I’ve never gotten seriously into heavy metal, but on occasion I pig out on grunge music for a few hours, and today I was listening to an NPR Music Fresh Air podcast where Dave Davies interviewed the musicians of a heavy metal group Acrassicauda who started playing heavy metal music in Baghdad and are now in the US.
This movie/video Heavy Metal in Baghdad (85 minutes—the entire film is available online) really gives you an understanding of what life has been like in Baghdad for a few years now. Machine guns being fired a block away while the crew is recording… mortal shells exploding during a concert in a hotel… getting stopped on the street… the feeling that they can only stay 5 minutes in one spot or something bad will happen. And it makes you think about the hundreds of thousands of Iraqis who have left the country for other parts of the world. The band escaped Iraq and ended up in the US – via Syria.

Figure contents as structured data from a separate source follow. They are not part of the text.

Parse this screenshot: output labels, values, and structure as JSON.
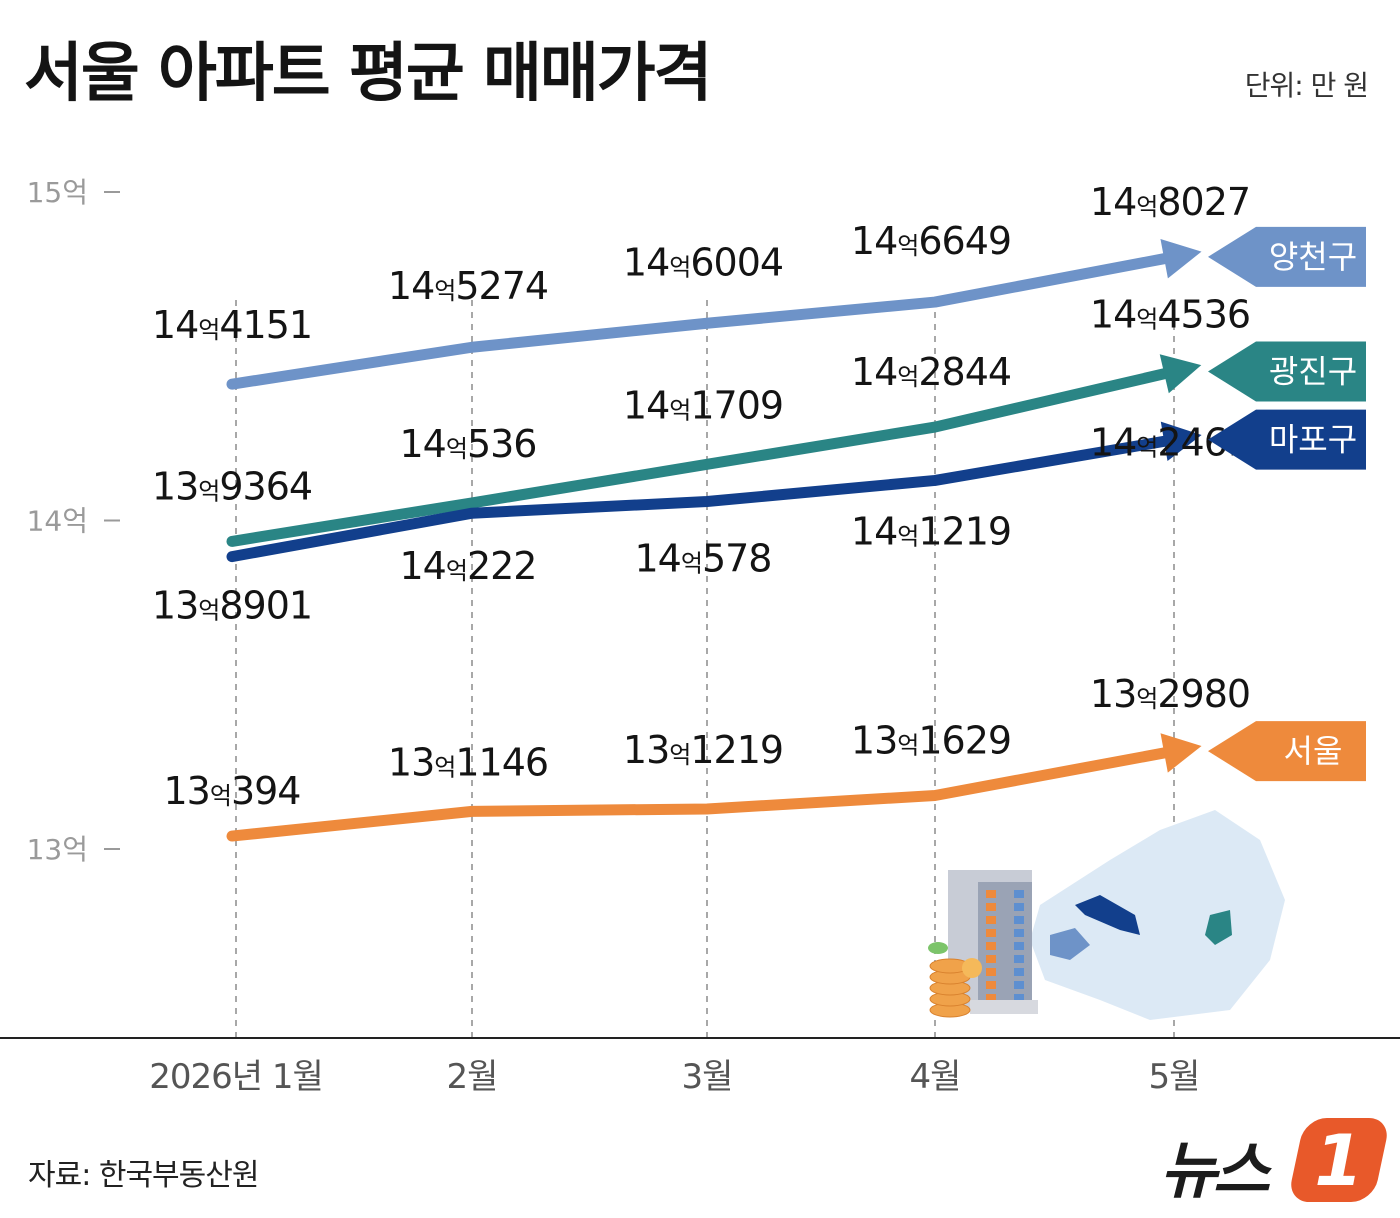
{
  "title": "서울 아파트 평균 매매가격",
  "unit": "단위: 만 원",
  "source": "자료: 한국부동산원",
  "logo": {
    "text": "뉴스",
    "mark": "1"
  },
  "chart_data": {
    "type": "line",
    "title": "서울 아파트 평균 매매가격",
    "unit": "만 원",
    "categories": [
      "2026년 1월",
      "2월",
      "3월",
      "4월",
      "5월"
    ],
    "ylim": [
      128000,
      152000
    ],
    "yticks": [
      {
        "value": 130000,
        "label": "13억"
      },
      {
        "value": 140000,
        "label": "14억"
      },
      {
        "value": 150000,
        "label": "15억"
      }
    ],
    "grid": "vertical dashed",
    "legend": "right (arrow tags)",
    "series": [
      {
        "name": "양천구",
        "color": "#6e93c8",
        "values": [
          144151,
          145274,
          146004,
          146649,
          148027
        ],
        "labels": [
          [
            "14",
            "억",
            "4151"
          ],
          [
            "14",
            "억",
            "5274"
          ],
          [
            "14",
            "억",
            "6004"
          ],
          [
            "14",
            "억",
            "6649"
          ],
          [
            "14",
            "억",
            "8027"
          ]
        ]
      },
      {
        "name": "광진구",
        "color": "#2a8585",
        "values": [
          139364,
          140536,
          141709,
          142844,
          144536
        ],
        "labels": [
          [
            "13",
            "억",
            "9364"
          ],
          [
            "14",
            "억",
            "536"
          ],
          [
            "14",
            "억",
            "1709"
          ],
          [
            "14",
            "억",
            "2844"
          ],
          [
            "14",
            "억",
            "4536"
          ]
        ]
      },
      {
        "name": "마포구",
        "color": "#123f8c",
        "values": [
          138901,
          140222,
          140578,
          141219,
          142461
        ],
        "labels": [
          [
            "13",
            "억",
            "8901"
          ],
          [
            "14",
            "억",
            "222"
          ],
          [
            "14",
            "억",
            "578"
          ],
          [
            "14",
            "억",
            "1219"
          ],
          [
            "14",
            "억",
            "2461"
          ]
        ]
      },
      {
        "name": "서울",
        "color": "#ee8a3c",
        "values": [
          130394,
          131146,
          131219,
          131629,
          132980
        ],
        "labels": [
          [
            "13",
            "억",
            "394"
          ],
          [
            "13",
            "억",
            "1146"
          ],
          [
            "13",
            "억",
            "1219"
          ],
          [
            "13",
            "억",
            "1629"
          ],
          [
            "13",
            "억",
            "2980"
          ]
        ]
      }
    ]
  }
}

By itself the movie wouldn’t have sparked a blog article, but I had a conversation last week with some consultants who are studying the sociology of hacking and are doing some thinking about whether the talent that’s going into the creation of malware might be refocused on more productive enterprises. What you’ll see in this movie is the frustration and anger that wells up in people living under conditions of war year after year. It somehow sparked in me a feeling of where many hackers must be coming from these days! These guys were “living with death and fear every day.” From that standpoint, let alone the images of heavy metal way out of its element in Iraq and Syria, it’s worth watching.